A tale of two villages: Coupling social and ecological drivers to explore alternative futures for the forests of the Congo Basin.
Claude Garcia  1, 2, *@  , Eglantine Fauvelle  3@  , Micresse Kamto  4@  , Lucas Schnapper  5@  , Laurene Feintrenie  1, 6, 7@  , Hélène Dessard  8@  
1 : CIRAD UR Forêts et Sociétés
CIRAD : UPRForêts et Sociétés
2 : Forest Management and Development  (ForDev - ETH)  -  Website
3 : CIRAD UMR System
CIRAD
4 : Université de Dschang
5 : AgroParistech
AgroParisTech
6 : CGIAR Research Program on Forests, Trees and Agroforestry
7 : CATIE, Turrialba
8 : CIRAD UR Forêts et Sociétés  (CIRAD UR Forêts et Sociétés)  -  Website
CIRAD : UPRForetset Sociétés
TA C-105 / D. Campus international de Baillarguet. 34398 Montpellier Cedex 5 - France -  France
* : Corresponding author

Until recently, the pressure on the forests of the Congo Basin and their biodiversity was comparatively low. But this is changing with the combined and interacting effects of global warming and land-use change linked to mining, forestry or the development of large-scale plantations.

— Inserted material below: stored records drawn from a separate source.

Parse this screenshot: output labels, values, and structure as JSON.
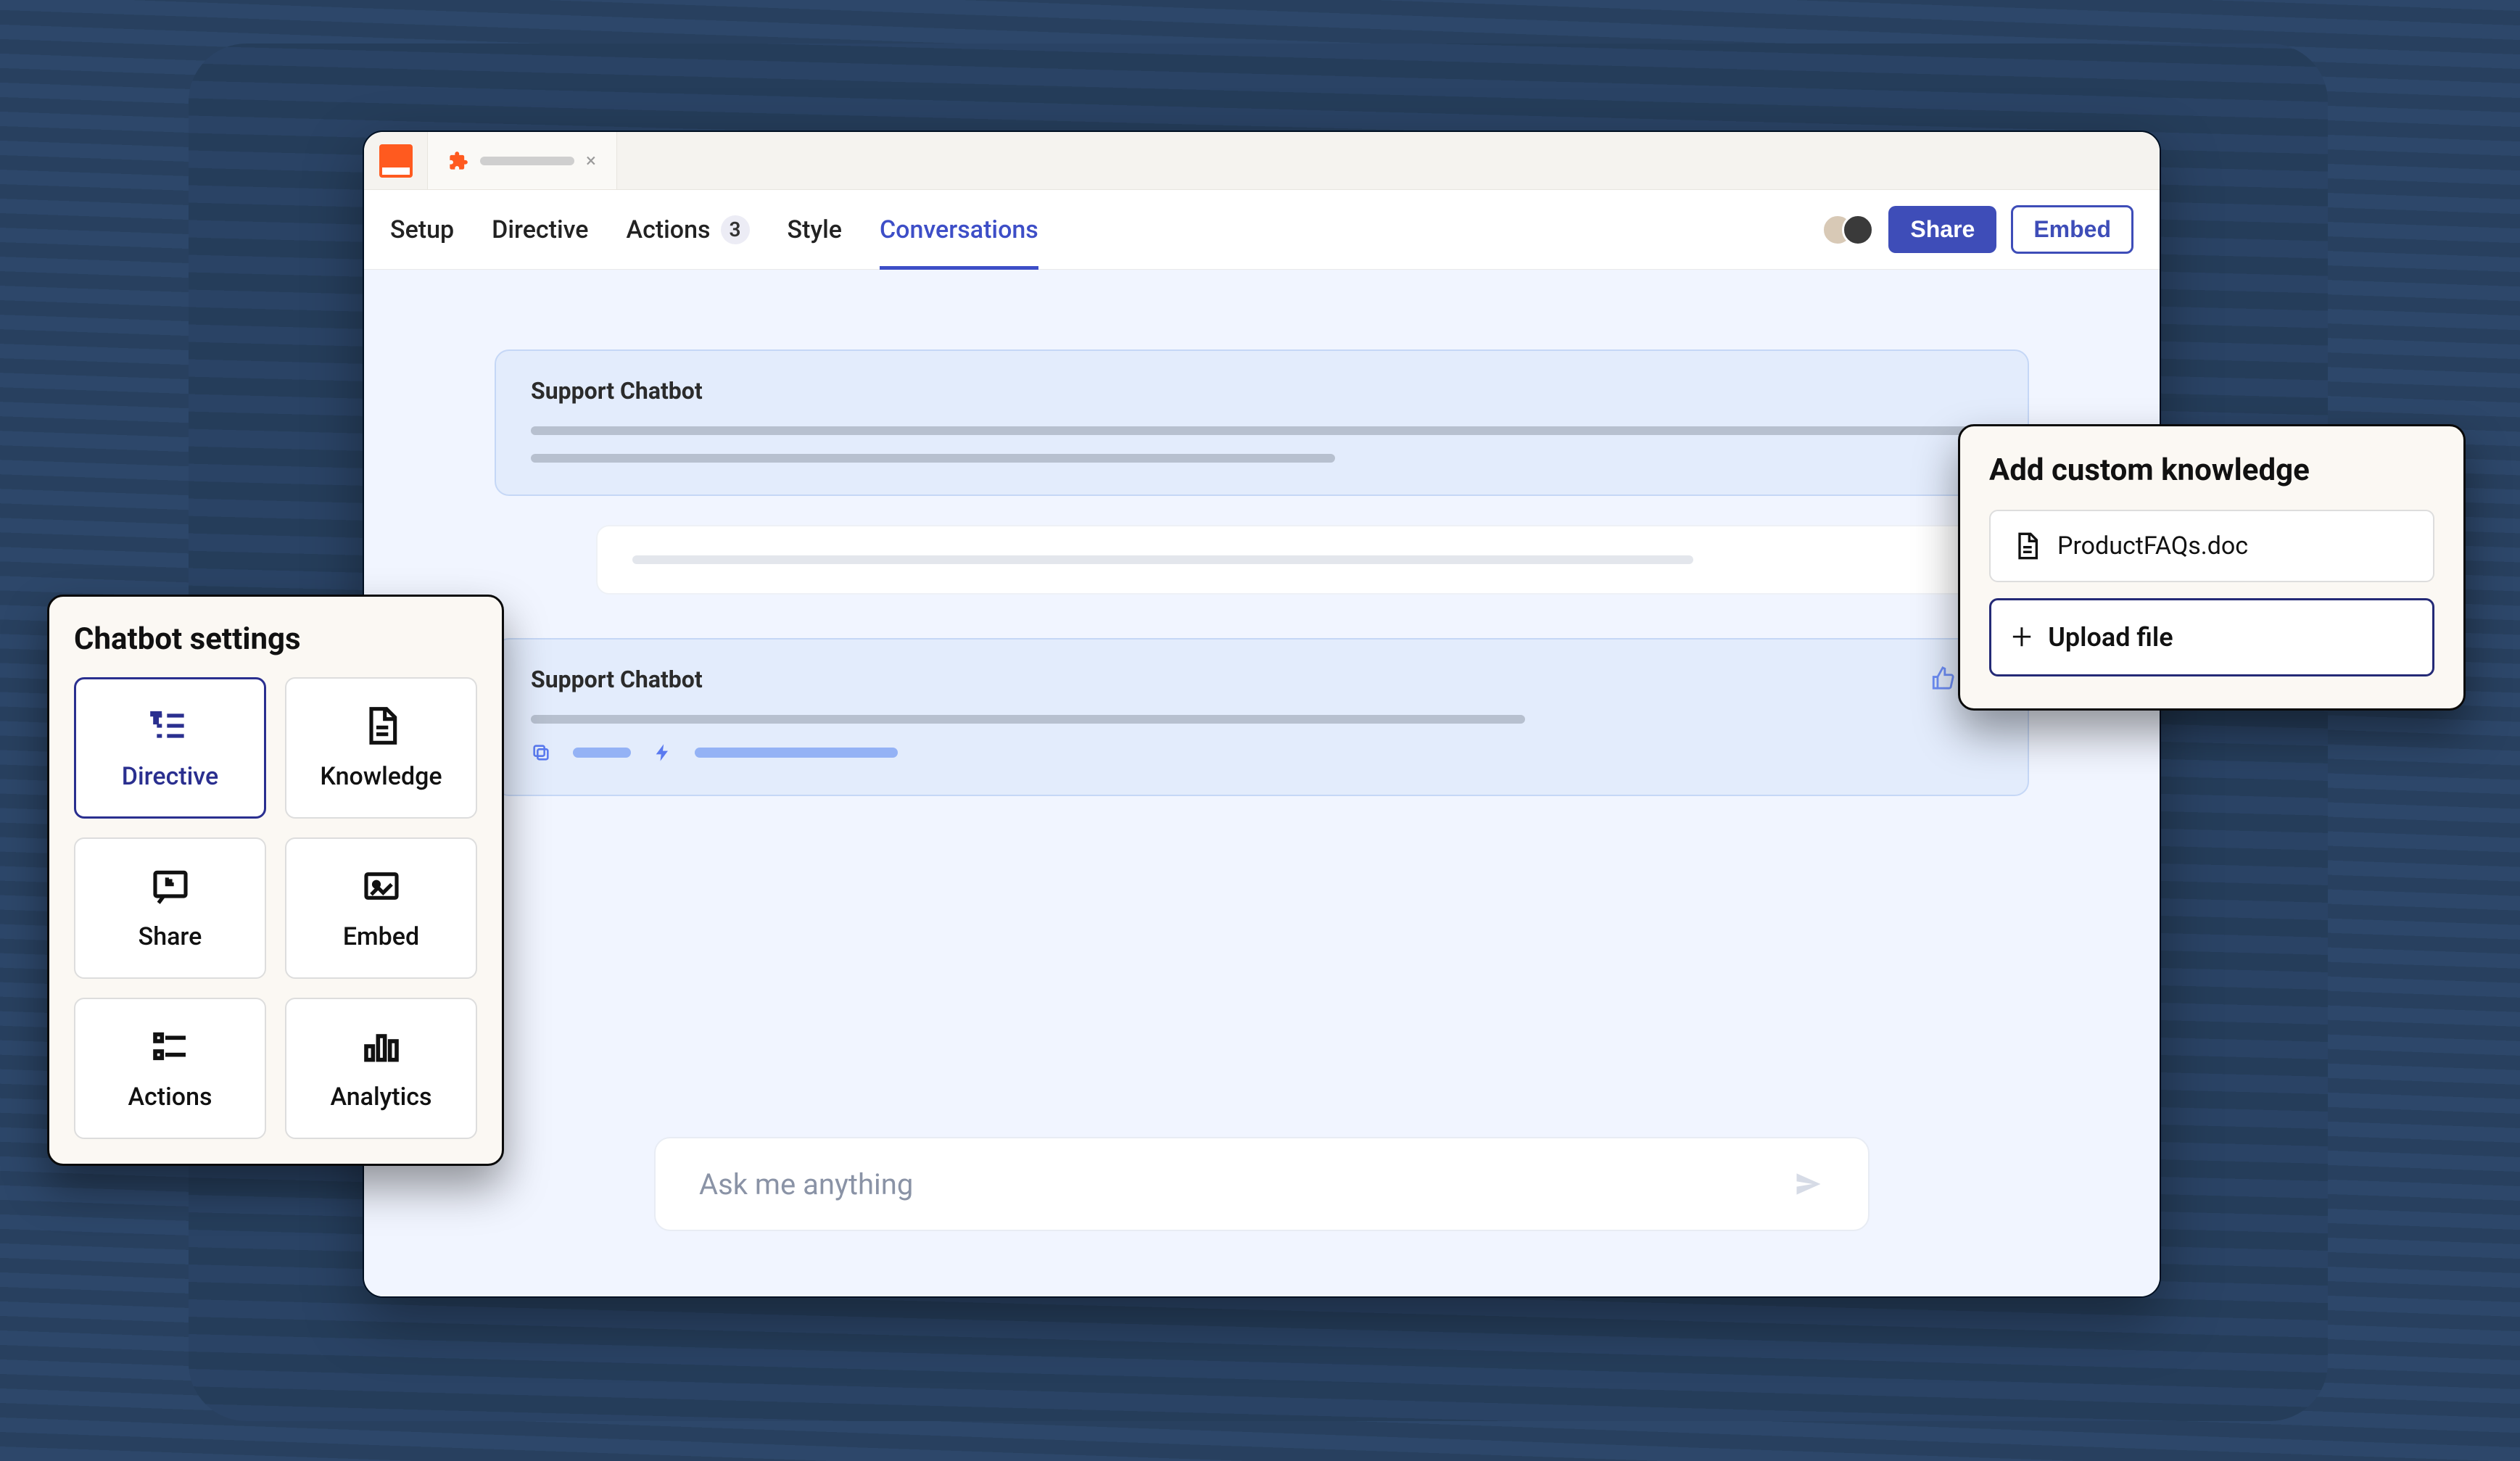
{
  "nav": {
    "tabs": [
      {
        "label": "Setup"
      },
      {
        "label": "Directive"
      },
      {
        "label": "Actions",
        "badge": "3"
      },
      {
        "label": "Style"
      },
      {
        "label": "Conversations",
        "active": true
      }
    ],
    "share_label": "Share",
    "embed_label": "Embed"
  },
  "chat": {
    "bot_name": "Support Chatbot",
    "input_placeholder": "Ask me anything"
  },
  "settings_panel": {
    "title": "Chatbot settings",
    "tiles": [
      {
        "label": "Directive",
        "active": true
      },
      {
        "label": "Knowledge"
      },
      {
        "label": "Share"
      },
      {
        "label": "Embed"
      },
      {
        "label": "Actions"
      },
      {
        "label": "Analytics"
      }
    ]
  },
  "knowledge_panel": {
    "title": "Add custom knowledge",
    "file_name": "ProductFAQs.doc",
    "upload_label": "Upload file"
  },
  "colors": {
    "accent": "#3e4db8",
    "brand_orange": "#ff5a1f"
  }
}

Exploring the possible futures of these forests and their biodiversity requires an understanding of the web of interlinked causal factors, where ecological processes and social drivers enter in complex and non-linear interactions across multiple scales. This knowledge can be used to develop models which weight external drivers of change - public policies, market changes, global warming - against endogenous processes shaping the system - forest and wildlife population dynamics, households' aspirations, cultural rules and norms.

The gordian knot of these models is the process by which a stakeholder decides to act. Two critical factors to consider and include are (1) the bounded rationality of stakeholders at every scale, taking decisions with incomplete or even faulty information, under situations of high uncertainty, and (2) their behavioural plasticity or the capacity to adapt their strategies to changing environmental and social conditions. These are defining elements of a social and ecological system, and ones that are notoriously difficult to represent with classical dynamic models.

To overcome this difficulty, as part of the CoForTips research project, we have been developing over the last three years a role-playing game: AgriForEst (Agriculture and Forest in Eastern Cameroon). This game and the model it embodies were developed through a participatory approach – the Companion Modelling (ComMod) approach- with men and women from both bantu and baka pygmies ethnic groups from four different villages in Eastern Cameroon. In AgriForEst, players represent households in a archetypical roadside village in the middle of the forest. They allocate labour force to different activities -hunting, gathering or cultivating - which impact the land cover of the board and generate resources. While the forest dynamic, wildlife reproduction and agronomic sub-components are based on actual research results, none of the rules regarding governance, land tenure nor conflict resolution are defined in the model. This gives complete freedom to the players to either mimic existing arrangements and institutions or invent new ones.

The game was used to explore (1) the response of local communities to a scenario of infrastructure development and (2) the complementarity and competition between food and cash crops (cocoa) in the later phases of the forest transition. The game sessions raised issues of governance, market access, power asymmetries between bantu and baka pygmies, between migrant and locals , and soil fertility maintenance and restoration. AgriForEst sheds light on the underlying process that underpin collective action in a typical forest village of the Congo Basin where local communities progressively move from hunting/gathering and shifting cultivation to more market integrated livelihood strategies.

Developed jointly with stakeholders, decision makers and academics across disciplines, such models serve as boundary objects, highlighting the forces driving change and the pitfalls and bottlenecks that must be overcome to avoid negative impacts of external interventions.